None. Android is very secure on it's own. Lookout comes installed, so if you want a security blanket then that will be fine...though I have it disabled.
The Samsung+ app that comes preloaded also has diagnostic and cleaning tools built in.
Most utility apps really don't increase your level of protection at all, nor do they provide any additional functionality. They do, however, tend to tie up system resources, drain your battery faster, and collect user data.
They're kind of like having central air conditioning in your home and deciding to install window units. As long as you stay away from shady websites or installing apps from unknown devs, you'll be fine.
I basically agree with Brew except that I feel a bit more need to be vigilant. <sarcasm>Junk Cleaners and their ilk are very helpful for people who cannot think of any other way of getting lots of ads </sarcasm> The air conditioner analogy is brilliant. I agree that Lookout is as powerful as you need, but make sure that you run full scans regularly and pay attention to the result. "stay away from shady websites" is good advice but you cannot always tell that the site is shady. If you realize that you loaded a website you shouldn't have or you are not sure, have Lookout run a full scan. Also, do not open any email attachments unless you know who sent it, you were expecting it, and it is not a .zip or .exe file. Ask your email admin what antispam service is checking your incoming messages. If s/he does not know, you may be in big trouble. Do not click a link in an email, type in the URL into your browser, its more work but way safer. If an email sounds too good to be true it probably is, and if it gives you a panicky feeling like, I better click this right away or there will be a disaster, stop and carefully consider the possibility that you are being hacked. It is fine to use free wifi in coffee shops, airports, etc but while you are connected do not type any important passwords, access any financial accounts, or download any files. When in doubt, ask yourself, if I were seriously paranoid what would I do, and then do that. Security wonks would call all of this "just use your common sense" but people who have a trusting and generous nature need to practice this stuff in order to get it right.

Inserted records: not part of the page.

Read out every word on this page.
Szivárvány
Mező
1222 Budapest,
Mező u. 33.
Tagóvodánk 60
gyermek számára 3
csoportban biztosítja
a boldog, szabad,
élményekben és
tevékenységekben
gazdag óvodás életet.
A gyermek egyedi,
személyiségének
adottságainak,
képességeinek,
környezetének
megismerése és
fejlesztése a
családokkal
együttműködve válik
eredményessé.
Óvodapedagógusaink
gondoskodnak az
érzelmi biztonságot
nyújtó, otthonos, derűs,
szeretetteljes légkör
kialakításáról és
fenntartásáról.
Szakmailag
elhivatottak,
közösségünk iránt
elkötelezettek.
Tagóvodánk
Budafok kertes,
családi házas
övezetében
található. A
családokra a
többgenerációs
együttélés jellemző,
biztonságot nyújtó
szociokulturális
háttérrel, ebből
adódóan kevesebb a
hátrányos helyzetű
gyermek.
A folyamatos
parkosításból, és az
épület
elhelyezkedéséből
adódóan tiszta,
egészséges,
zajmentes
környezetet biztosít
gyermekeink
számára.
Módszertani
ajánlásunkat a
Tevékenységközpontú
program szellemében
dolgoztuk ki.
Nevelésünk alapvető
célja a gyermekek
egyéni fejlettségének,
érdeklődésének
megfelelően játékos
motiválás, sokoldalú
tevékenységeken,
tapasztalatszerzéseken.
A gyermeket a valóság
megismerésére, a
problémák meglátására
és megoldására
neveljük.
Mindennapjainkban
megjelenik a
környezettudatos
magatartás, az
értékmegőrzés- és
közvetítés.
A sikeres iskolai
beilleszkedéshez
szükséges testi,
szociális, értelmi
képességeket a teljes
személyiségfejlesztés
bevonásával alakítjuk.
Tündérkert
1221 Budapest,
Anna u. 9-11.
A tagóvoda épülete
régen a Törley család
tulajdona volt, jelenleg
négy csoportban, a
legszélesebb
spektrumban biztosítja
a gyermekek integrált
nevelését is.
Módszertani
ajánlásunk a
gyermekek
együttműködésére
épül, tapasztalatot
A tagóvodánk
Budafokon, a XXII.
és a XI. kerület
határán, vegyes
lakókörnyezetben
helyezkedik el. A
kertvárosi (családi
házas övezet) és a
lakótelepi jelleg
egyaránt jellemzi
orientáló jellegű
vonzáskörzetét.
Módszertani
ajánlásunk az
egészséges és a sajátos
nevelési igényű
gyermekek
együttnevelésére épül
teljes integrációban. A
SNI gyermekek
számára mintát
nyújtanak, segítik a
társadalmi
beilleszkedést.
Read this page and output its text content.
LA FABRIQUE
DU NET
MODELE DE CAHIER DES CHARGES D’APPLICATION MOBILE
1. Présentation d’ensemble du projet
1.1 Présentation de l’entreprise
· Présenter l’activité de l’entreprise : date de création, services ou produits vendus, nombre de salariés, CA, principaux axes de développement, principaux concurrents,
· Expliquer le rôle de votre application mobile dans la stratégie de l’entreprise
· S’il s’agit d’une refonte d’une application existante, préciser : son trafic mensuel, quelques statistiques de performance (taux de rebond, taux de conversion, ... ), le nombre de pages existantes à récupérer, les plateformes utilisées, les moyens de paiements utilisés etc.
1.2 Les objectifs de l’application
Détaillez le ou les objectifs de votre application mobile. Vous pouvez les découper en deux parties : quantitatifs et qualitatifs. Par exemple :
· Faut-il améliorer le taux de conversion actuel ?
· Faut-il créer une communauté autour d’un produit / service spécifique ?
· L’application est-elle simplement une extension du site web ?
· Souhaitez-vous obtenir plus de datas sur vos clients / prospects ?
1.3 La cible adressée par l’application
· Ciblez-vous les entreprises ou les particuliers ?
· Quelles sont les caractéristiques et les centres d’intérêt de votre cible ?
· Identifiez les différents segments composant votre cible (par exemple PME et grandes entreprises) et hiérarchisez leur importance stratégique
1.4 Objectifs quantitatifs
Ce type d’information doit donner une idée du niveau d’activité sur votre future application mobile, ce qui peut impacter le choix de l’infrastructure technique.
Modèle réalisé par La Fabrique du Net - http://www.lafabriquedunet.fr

For the most part, it's still quite difficult to get an actual virus on your phone, because malware requires you to manually accept the installation (which is why they try to fool you into thinking you're installing something legitimate). Use common sense:
1. Avoid shady websites that deal with things like porn, gambling, and "free" (aka pirated) apps/music/movies.
2. Never ever tap on a link that appears in a popup while browsing, especially if they're warning you that your phone is infected--they're just trying to scare you into installing some bogus "antivirus" app that is probably malicious itself.
3. Only install apps from well-established app sources like Google Play Store or Amazon Appstore. Read a bunch of app reviews before installing an app to look for any complaints about adware or suspected malware.
4. Turn on Google's "Verify Apps" function. This allows Google to periodically scan your phone's apps to look for malware. It's usually in your Google Settings app, under Security (although it might also be in the main System Settings, in Settings>Security).
5. Turn off "Unknown Sources" in Settings>Security. This prevents any app that wasn't obtained from Google Play Store from being installed (which could include malicious apps that are inadvertently downloaded).
Welcome to Android Central! What do you mean by this? Are you suggesting the OP just look through the Play Store for an antivirus app? This isn't a great way to find a good one, since there are most likely a number of poor quality antivirus apps there, and it's difficult to tell for sure just from user reviews.